Mustafa Cemil Kılıç Meali:

"Yazık, yazık. Size vaat edilen şey ne denli uzak."

(Müminun 36)

Mustafa Çavdar Meali:

Heyhat ki heyhat, olacak iş değil size söylenen bu vaatler boş vaatler.

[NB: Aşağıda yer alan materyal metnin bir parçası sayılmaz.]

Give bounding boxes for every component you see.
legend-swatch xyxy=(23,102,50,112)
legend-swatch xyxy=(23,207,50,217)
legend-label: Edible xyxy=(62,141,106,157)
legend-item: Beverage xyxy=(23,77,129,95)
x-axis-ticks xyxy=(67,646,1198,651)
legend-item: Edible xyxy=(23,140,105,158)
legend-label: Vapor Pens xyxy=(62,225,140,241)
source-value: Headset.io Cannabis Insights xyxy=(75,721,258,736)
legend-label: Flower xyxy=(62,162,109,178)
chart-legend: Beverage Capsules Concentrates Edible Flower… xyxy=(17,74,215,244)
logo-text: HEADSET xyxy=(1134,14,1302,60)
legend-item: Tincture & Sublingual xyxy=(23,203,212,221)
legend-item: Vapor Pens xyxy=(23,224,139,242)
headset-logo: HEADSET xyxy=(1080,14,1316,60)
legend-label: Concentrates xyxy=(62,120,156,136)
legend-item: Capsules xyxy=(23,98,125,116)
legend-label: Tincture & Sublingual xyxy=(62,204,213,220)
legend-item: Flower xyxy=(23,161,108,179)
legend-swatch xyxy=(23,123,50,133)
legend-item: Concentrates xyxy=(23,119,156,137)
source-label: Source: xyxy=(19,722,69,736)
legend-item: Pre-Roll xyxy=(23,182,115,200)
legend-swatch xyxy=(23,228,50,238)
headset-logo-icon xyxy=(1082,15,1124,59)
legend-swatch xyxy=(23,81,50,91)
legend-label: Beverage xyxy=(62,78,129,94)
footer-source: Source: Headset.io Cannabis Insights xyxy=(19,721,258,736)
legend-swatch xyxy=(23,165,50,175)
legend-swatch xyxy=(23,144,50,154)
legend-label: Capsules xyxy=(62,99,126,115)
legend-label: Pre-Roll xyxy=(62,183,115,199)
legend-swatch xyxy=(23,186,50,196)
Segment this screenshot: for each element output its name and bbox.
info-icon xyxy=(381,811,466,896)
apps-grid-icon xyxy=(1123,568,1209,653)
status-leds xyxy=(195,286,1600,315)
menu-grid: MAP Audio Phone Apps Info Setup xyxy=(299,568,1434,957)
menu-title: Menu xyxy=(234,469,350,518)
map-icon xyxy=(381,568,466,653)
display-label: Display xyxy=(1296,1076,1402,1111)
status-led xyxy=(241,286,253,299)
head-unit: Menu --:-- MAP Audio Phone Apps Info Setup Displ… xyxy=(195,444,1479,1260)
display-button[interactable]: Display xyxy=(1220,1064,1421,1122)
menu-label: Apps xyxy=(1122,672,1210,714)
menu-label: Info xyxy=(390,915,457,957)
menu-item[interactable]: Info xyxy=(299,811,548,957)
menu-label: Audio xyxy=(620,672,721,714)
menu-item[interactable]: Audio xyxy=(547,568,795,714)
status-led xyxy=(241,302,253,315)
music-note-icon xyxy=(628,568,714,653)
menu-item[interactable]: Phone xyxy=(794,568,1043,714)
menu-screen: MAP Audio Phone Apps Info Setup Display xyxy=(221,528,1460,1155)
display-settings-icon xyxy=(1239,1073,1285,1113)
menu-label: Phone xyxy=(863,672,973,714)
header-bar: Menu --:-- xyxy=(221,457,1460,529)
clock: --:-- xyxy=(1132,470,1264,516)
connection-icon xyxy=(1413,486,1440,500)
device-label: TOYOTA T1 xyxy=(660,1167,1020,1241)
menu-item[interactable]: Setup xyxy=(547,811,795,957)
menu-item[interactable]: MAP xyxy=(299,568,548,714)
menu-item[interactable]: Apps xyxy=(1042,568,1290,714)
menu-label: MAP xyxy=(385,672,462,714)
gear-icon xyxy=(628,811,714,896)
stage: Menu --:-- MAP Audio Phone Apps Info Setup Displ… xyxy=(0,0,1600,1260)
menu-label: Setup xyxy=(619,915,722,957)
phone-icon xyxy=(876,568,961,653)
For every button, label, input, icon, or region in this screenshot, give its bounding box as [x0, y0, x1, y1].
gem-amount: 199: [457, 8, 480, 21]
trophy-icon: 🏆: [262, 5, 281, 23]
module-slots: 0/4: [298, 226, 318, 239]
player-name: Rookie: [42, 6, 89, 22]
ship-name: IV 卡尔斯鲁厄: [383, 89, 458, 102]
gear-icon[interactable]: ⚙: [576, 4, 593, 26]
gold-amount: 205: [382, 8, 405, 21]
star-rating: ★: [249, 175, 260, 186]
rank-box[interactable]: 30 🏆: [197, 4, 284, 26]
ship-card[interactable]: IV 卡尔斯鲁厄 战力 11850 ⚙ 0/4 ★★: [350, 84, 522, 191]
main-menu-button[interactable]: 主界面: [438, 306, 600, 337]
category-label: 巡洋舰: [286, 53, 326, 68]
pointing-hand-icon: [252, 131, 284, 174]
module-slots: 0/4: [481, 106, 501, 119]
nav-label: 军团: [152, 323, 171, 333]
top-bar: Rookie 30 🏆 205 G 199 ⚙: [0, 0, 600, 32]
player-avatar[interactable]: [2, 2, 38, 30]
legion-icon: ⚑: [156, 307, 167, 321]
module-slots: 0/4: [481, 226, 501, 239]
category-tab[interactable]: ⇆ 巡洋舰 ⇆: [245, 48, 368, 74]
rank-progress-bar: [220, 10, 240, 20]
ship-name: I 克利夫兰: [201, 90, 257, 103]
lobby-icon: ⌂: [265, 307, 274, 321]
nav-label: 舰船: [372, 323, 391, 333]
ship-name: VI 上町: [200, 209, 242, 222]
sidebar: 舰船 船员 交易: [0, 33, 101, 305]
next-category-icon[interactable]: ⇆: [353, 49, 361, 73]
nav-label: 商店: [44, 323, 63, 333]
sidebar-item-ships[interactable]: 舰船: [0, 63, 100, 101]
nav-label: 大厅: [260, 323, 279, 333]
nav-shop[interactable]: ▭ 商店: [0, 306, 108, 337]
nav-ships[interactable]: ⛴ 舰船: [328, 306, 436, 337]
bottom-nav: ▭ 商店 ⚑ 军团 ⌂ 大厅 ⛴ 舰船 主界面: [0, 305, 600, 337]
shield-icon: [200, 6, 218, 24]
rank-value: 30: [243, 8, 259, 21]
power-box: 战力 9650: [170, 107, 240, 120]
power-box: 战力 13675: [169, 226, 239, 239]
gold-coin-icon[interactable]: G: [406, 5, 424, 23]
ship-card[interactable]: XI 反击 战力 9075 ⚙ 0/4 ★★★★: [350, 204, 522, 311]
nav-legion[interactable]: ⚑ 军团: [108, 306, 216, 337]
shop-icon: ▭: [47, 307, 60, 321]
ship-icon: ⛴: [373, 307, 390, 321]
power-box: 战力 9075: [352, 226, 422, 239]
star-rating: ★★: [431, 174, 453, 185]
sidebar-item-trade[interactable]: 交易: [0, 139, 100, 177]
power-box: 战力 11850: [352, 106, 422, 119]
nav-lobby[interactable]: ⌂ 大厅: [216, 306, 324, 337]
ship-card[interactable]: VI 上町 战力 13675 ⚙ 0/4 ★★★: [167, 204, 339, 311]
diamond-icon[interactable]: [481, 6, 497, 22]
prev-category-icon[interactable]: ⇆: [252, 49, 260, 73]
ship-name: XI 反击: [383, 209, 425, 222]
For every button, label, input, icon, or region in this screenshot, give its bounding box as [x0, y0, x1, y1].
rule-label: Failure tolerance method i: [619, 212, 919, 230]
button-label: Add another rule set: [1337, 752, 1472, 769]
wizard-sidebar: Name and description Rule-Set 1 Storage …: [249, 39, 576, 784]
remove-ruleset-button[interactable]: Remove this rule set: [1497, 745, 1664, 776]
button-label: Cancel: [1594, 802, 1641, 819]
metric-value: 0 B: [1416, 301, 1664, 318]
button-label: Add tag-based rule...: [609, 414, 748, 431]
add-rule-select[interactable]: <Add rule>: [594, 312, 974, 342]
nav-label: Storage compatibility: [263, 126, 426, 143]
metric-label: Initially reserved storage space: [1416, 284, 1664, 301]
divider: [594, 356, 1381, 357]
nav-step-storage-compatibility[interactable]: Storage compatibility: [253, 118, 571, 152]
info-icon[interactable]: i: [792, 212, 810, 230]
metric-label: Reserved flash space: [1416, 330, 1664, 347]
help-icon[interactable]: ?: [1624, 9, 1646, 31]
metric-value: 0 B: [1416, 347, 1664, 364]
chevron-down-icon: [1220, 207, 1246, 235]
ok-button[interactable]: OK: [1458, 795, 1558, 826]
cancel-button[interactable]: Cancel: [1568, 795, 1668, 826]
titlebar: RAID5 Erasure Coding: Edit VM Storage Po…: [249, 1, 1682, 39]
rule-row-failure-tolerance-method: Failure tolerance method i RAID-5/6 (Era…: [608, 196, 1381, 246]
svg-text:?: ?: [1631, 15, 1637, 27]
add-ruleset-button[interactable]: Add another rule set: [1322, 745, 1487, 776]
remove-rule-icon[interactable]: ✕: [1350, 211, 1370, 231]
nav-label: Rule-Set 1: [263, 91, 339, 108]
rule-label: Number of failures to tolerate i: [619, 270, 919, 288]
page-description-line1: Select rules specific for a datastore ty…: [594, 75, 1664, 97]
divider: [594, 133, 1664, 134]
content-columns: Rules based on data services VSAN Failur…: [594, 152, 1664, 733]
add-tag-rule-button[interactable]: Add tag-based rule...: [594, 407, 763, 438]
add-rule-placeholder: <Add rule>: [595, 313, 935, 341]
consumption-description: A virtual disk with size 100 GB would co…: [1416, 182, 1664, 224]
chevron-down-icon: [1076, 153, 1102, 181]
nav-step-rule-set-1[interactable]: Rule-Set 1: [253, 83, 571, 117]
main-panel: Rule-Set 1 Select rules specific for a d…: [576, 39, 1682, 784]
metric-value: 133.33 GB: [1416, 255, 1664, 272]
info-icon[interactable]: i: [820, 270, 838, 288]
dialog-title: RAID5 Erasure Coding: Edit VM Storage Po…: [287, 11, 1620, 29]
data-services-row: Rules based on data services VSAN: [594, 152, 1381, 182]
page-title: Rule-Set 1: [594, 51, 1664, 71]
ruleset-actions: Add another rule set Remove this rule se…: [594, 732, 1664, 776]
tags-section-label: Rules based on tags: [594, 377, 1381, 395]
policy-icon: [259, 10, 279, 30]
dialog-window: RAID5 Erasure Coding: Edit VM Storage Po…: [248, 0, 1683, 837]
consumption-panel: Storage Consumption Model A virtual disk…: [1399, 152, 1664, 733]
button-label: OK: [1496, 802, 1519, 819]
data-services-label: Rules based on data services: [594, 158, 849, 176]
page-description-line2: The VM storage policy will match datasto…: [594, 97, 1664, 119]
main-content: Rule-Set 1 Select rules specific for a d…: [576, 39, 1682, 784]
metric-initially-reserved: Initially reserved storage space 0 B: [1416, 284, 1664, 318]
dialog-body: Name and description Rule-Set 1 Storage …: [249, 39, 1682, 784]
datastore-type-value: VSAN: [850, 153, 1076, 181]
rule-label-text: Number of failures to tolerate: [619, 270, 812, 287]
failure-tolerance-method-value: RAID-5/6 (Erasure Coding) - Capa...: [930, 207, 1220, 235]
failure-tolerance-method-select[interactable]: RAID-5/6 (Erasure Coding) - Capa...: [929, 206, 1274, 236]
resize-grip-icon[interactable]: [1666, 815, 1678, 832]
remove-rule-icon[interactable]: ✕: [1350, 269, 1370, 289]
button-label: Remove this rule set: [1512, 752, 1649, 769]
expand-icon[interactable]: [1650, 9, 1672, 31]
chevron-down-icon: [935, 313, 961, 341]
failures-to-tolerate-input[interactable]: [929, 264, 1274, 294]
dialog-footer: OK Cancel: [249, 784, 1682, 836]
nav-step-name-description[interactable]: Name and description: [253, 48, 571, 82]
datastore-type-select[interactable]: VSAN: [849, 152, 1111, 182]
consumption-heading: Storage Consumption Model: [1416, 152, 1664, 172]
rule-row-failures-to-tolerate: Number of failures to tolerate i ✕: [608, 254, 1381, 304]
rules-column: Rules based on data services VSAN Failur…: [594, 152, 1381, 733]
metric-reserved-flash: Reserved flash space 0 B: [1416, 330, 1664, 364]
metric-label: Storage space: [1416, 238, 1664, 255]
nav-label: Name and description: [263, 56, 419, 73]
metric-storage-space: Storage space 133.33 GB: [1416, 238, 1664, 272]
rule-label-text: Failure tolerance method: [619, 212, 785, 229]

Bknz: (13/5) - (36/78)»(36/79)

(Müminun 36)

Mustafa Çevik Meali:

35-38 Peygamberlerini böyle görüp göstermeye çalışan bu müşrik kavmin önde gelenleri bir de şöyle dediler: “Peygamber olduğunu söyleyen bu adam, bizlerin ölüp toprağa karıştıktan sonra tekrar diriltileceğimizi ve dünya hayatımızı kime ve neye göre yaşadığımızdan hesaba çekileceğimizi söylüyor, bu olacak iş değil. Bu dünya hayatından başka bir hayat yoktur, bizler ölürüz, arkamızdan çocuklarımız yaşamaya devam eder. Bu adam kendi uydurduğu yalanları Allah’a isnat ediyor, dolayısıyla bizler ona inanacak değiliz.”

(Müminun 36)

Mustafa İslamoğlu Meali:

Uzak, hem de çok uzak size iddia edilen bu şey!

(Müminun 36)

Osman Okur Meali:

"Oysa tehdit edildiğiniz şey ne kadar, hem de ne kadar uzak!"

(Müminun 36)

Ömer Nasuhi Bilmen Meali:

«Ne uzak, ne uzak o vaad-olunduğunuz şey.»

(Müminun 36)

Ömer Öngüt Meali:

“Heyhat! Vâdolunduğunuz şey ne kadar uzak, hem de ne kadar uzak!”

(Müminun 36)

Ömer Sevinçgül Meali:

“Olur şey değil! Bu sözün gerçekleşmesi akıldan çok uzak!

(Müminun 36)

Sadık Türkmen Meali:

Heyhat! Size vadolunan şey ne kadar uzak, ne kadar!

(Müminun 36)

Seyyid Kutub Meali:

Heyhat, heyhat! Gerçekten ne kadar uzak bir korkutmadır bu!

(Müminun 36)

Suat Yıldırım Meali:

"Heyhat! Heyhat! Size vad edilen şey ne kadar da uzak!"

(Müminun 36)

Süleyman Ateş Meali:

"Heyhat, o size va'dedilen şey ne kadar uzak!"

(Müminun 36)

Süleymaniye Vakfı Meali:

Olmayacak şeyler vaad ediliyor size; hiç olmayacak şeyler!

(Müminun 36)

Şeref Aziz Taha ve Kemal Çelik Meali:

"Bunun gerçekleşmesi kesinlikle mümkün değil."

(Müminun 36)

Şaban Piriş Meali:

Size vaat edilen uzak, hem de çok uzak.

(Müminun 36)

Talat Koçyiğit Meali:

"Oysa va'dolunduğunuz şey ne kadar uzak, ne kadar!"

(Müminun 36)

Tefhimul Kuran Meali:

«Heyhat, size va'dedilen şeye heyhat...»

(Müminun 36)

Ümit Şimşek Meali:

“Heyhat, heyhat! Size vaad edilen ne kadar da uzak!

(Müminun 36)

Yaşar Nuri Öztürk Meali

"Heyhat! Size vaat edilen o şey ne kadar uzak!"